Despite the preponderance of fishing videos, books, television shows and magazine articles that expound intricate patterns and high technology as the best ways to catch fish, the best advice remains to simply fish as much as you can and luck will eventually find you. I believe that; it happened to me last night.
My friend Dave asked my family to come over and visit while his family house sat for some vacationing friends. It was on a nearby lake, so we thought about swimming and sailing, but Dave had fishing in mind – from a paddle boat. Now fishing from a paddle boat is not the most dignifying way of angling, but who said self-esteem was an important product of fishing?
I figured we would float around, have a nice conversation and maybe hook into a hammer handle northern or two. There was the chance to hook a bass, too, so we opted to fish with twister tail jigs. Just as I was reeling in my second cast, I felt the unmistakable jerk of a fish hitting my lure. I set the hook and felt something bigger than a runty perch or sunfish struggling against the rod. It was a fairly nice-sized crappie.

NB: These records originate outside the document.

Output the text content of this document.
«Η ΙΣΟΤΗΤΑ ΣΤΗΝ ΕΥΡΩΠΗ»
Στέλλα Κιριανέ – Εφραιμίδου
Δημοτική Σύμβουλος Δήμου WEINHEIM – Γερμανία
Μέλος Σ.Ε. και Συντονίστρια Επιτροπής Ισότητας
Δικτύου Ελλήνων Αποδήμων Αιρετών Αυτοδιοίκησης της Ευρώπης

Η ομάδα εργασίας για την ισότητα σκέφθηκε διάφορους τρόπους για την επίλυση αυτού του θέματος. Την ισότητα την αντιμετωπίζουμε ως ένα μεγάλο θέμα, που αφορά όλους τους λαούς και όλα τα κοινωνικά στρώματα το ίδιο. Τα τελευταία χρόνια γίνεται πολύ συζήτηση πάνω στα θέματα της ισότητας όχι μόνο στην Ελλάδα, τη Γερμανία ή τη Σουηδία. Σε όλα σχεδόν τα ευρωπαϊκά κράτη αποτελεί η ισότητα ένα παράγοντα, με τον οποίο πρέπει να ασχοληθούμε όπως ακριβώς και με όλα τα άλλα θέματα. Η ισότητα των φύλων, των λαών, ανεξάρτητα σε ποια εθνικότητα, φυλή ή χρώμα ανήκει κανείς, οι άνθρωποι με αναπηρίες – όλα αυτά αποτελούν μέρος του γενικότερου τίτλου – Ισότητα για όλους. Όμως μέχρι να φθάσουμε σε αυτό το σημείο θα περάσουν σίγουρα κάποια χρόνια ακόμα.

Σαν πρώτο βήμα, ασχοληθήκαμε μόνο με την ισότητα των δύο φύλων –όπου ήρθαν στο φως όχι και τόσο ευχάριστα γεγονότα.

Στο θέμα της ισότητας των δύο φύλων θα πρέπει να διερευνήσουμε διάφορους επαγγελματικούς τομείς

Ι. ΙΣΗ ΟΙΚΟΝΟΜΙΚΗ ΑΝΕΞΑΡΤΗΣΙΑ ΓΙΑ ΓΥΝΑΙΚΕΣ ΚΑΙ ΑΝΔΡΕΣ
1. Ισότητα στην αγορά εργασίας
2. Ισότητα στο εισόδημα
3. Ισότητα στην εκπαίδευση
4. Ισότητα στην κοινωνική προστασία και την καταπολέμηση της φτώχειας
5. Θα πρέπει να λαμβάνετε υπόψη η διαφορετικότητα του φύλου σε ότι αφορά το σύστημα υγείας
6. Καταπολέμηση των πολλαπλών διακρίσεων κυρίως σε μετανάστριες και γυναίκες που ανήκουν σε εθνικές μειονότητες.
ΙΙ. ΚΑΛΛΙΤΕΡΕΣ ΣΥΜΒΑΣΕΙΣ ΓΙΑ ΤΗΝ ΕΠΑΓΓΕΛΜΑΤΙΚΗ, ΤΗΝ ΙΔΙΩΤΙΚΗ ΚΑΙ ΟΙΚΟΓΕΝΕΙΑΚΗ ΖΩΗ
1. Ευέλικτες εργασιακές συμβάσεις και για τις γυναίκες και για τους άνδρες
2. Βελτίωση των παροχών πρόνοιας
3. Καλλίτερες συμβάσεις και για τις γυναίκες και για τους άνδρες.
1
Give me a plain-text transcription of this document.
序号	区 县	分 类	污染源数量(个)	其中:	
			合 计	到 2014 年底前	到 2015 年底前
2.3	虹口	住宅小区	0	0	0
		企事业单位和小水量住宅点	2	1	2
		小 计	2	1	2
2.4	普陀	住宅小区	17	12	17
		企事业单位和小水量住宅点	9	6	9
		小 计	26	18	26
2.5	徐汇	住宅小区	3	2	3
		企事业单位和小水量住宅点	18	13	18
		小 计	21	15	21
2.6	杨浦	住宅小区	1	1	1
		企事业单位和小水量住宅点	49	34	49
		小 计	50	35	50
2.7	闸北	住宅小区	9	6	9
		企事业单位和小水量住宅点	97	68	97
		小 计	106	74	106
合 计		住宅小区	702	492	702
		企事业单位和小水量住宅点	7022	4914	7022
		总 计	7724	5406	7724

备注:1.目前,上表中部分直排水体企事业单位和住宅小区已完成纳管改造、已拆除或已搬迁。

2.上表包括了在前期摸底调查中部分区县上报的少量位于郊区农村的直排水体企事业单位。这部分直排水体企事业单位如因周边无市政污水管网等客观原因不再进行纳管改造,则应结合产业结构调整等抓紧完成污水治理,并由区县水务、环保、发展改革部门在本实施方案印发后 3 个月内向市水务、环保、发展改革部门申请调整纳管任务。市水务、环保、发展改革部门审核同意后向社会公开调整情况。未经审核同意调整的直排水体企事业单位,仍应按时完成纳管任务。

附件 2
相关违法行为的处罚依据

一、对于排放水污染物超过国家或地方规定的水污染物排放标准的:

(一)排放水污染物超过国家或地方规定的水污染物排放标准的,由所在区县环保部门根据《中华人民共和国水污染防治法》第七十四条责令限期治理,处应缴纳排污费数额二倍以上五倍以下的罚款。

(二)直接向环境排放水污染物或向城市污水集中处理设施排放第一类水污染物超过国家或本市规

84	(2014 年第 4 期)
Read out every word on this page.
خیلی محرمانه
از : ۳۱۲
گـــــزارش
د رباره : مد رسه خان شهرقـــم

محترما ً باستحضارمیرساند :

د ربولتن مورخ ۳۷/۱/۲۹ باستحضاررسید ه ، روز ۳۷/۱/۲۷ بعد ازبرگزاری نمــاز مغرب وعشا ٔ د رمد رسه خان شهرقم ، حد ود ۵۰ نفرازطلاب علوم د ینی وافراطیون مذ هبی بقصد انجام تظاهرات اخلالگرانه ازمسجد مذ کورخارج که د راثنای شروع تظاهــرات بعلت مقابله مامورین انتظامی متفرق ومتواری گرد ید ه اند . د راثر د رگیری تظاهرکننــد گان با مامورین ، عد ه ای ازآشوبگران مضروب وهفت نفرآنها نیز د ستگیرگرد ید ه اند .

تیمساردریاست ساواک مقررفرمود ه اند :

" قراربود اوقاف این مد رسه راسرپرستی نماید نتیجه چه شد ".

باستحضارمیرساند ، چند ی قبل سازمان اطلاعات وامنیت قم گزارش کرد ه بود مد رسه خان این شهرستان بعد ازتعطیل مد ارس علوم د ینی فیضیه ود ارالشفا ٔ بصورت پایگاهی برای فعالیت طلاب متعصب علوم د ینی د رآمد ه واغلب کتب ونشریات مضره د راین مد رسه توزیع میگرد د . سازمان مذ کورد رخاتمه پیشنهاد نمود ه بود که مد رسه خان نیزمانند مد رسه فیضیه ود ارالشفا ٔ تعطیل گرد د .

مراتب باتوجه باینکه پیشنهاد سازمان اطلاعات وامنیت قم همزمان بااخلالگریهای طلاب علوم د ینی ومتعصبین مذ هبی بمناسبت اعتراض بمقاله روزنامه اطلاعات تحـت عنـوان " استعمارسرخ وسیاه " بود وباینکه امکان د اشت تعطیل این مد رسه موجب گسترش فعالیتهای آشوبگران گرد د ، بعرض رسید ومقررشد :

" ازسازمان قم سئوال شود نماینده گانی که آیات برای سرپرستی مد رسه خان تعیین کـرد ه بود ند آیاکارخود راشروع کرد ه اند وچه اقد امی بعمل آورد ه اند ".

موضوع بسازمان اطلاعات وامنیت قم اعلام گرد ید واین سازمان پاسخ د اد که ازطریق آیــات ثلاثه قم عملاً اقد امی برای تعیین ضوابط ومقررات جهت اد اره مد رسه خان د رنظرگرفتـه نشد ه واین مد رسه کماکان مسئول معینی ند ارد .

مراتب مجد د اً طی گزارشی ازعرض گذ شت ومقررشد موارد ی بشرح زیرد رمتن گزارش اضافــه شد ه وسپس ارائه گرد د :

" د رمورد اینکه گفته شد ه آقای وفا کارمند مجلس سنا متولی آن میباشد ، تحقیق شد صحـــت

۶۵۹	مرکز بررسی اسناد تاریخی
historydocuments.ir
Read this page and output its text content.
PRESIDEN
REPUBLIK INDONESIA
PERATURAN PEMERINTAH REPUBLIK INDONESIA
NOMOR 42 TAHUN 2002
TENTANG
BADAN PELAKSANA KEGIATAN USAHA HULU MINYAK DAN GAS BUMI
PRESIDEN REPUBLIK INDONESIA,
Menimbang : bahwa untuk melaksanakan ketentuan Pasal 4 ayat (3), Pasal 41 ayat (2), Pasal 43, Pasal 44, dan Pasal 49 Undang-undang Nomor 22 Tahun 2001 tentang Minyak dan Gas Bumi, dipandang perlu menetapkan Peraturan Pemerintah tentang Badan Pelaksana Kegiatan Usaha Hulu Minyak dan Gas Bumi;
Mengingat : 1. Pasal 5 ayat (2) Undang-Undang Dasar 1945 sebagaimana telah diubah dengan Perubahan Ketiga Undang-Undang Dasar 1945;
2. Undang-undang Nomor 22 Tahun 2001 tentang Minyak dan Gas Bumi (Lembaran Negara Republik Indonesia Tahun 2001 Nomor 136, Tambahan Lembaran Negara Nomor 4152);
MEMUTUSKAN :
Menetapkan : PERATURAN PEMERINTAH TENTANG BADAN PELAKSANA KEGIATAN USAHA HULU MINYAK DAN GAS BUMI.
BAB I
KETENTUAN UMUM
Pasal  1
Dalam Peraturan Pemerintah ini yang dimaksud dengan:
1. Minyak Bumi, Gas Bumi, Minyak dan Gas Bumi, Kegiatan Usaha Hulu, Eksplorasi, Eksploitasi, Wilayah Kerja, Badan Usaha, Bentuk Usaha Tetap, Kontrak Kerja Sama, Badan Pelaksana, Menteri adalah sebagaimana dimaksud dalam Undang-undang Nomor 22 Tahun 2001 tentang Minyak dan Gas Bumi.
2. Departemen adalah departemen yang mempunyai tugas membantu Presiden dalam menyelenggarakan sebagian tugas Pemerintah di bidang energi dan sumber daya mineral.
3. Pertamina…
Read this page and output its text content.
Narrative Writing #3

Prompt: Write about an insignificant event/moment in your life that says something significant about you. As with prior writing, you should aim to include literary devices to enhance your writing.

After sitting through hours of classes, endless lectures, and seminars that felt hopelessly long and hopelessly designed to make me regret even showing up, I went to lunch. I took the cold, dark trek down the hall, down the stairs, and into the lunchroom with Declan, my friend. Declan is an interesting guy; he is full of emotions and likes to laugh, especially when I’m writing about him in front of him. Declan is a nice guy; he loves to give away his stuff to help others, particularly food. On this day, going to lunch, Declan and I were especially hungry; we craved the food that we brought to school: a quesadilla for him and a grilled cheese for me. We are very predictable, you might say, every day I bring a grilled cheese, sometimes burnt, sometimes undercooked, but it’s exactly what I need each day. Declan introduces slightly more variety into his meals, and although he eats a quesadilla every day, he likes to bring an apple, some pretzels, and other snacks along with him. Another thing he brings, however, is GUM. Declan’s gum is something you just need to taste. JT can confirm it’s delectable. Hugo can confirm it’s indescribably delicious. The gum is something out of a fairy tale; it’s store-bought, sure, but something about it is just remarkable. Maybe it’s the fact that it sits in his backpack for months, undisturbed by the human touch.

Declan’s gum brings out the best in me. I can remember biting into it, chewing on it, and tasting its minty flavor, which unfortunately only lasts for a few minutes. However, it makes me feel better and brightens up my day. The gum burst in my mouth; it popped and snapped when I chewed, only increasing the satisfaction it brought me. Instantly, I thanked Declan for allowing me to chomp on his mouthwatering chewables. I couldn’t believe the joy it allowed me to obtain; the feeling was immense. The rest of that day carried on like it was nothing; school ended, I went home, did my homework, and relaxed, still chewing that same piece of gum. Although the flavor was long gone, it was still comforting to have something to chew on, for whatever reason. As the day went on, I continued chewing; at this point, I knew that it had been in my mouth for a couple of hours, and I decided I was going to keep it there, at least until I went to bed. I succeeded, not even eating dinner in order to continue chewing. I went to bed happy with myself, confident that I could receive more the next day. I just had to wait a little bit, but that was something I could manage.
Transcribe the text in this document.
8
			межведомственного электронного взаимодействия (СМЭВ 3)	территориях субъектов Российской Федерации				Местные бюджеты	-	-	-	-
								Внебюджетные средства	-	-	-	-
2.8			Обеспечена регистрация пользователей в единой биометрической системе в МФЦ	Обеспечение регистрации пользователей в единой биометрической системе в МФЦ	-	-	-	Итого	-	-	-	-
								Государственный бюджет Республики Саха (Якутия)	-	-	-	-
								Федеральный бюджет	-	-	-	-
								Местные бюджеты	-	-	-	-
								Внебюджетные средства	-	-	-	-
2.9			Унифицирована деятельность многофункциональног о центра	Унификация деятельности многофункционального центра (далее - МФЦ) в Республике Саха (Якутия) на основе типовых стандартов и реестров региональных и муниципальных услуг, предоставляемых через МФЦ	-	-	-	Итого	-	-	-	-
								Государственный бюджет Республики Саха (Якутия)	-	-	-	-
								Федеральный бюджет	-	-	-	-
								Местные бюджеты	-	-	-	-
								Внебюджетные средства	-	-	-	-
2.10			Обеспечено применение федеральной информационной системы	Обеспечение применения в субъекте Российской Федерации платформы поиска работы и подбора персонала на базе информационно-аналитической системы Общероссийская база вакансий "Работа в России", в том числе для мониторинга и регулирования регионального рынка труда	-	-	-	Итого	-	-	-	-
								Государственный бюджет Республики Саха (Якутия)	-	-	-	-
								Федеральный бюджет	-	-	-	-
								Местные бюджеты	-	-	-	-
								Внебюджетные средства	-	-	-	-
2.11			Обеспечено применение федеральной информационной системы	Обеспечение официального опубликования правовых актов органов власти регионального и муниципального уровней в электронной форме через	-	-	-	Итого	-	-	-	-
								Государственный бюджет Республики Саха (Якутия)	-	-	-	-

“This could be good,” I said. “Crappies tend to run in schools and maybe we’ll catch more.”
Sure enough, within a few minutes Dave reeled in a scrappy crappie the same size as the first. “We’ll just throw them in this live well thing back here,” he said. I turned around and there was a neat little place molded into the paddle boat to hold a five-gallon pail. We just filled it with water and had nice spot to put our fish. “This is actually kind of cool,” I admitted to myself. “Catch a crappie and drop it in the pail without hardly moving.”
The crappies kept biting pretty well for about 45 minutes, in which we put together a nice mess for a meal. Suddenly we both had bites at the same time – bigger fish that zipped around the boat a few times. That was the first downfall of paddle boat fishing – missing your partners head when you swing your rod around to fight a fish. The fish were small northerns that we threw back.
The two northerns seemed to shut off the crappie bite. We could actually see crappies below the paddle boat eyeballing our jigs, but they wouldn’t bite. It was time to downsize. I tied on a tiny white jig and was able to coax a few more into biting.
Just before dark, we tied on floating minnow baits and twitched them across the surface – one of the most exciting ways to catch bass as they swirl to the surface to grab the bait. Unfortunately no bass bit that night, though we did see a few swirls.
When we peddled our way back in, I thought I will never look at paddle boat fishing the same. It was relaxing, quiet, and put us over fish that wanted to bite. Does a $25,000 fully rigged boat do more? Oh yes, but not on that night!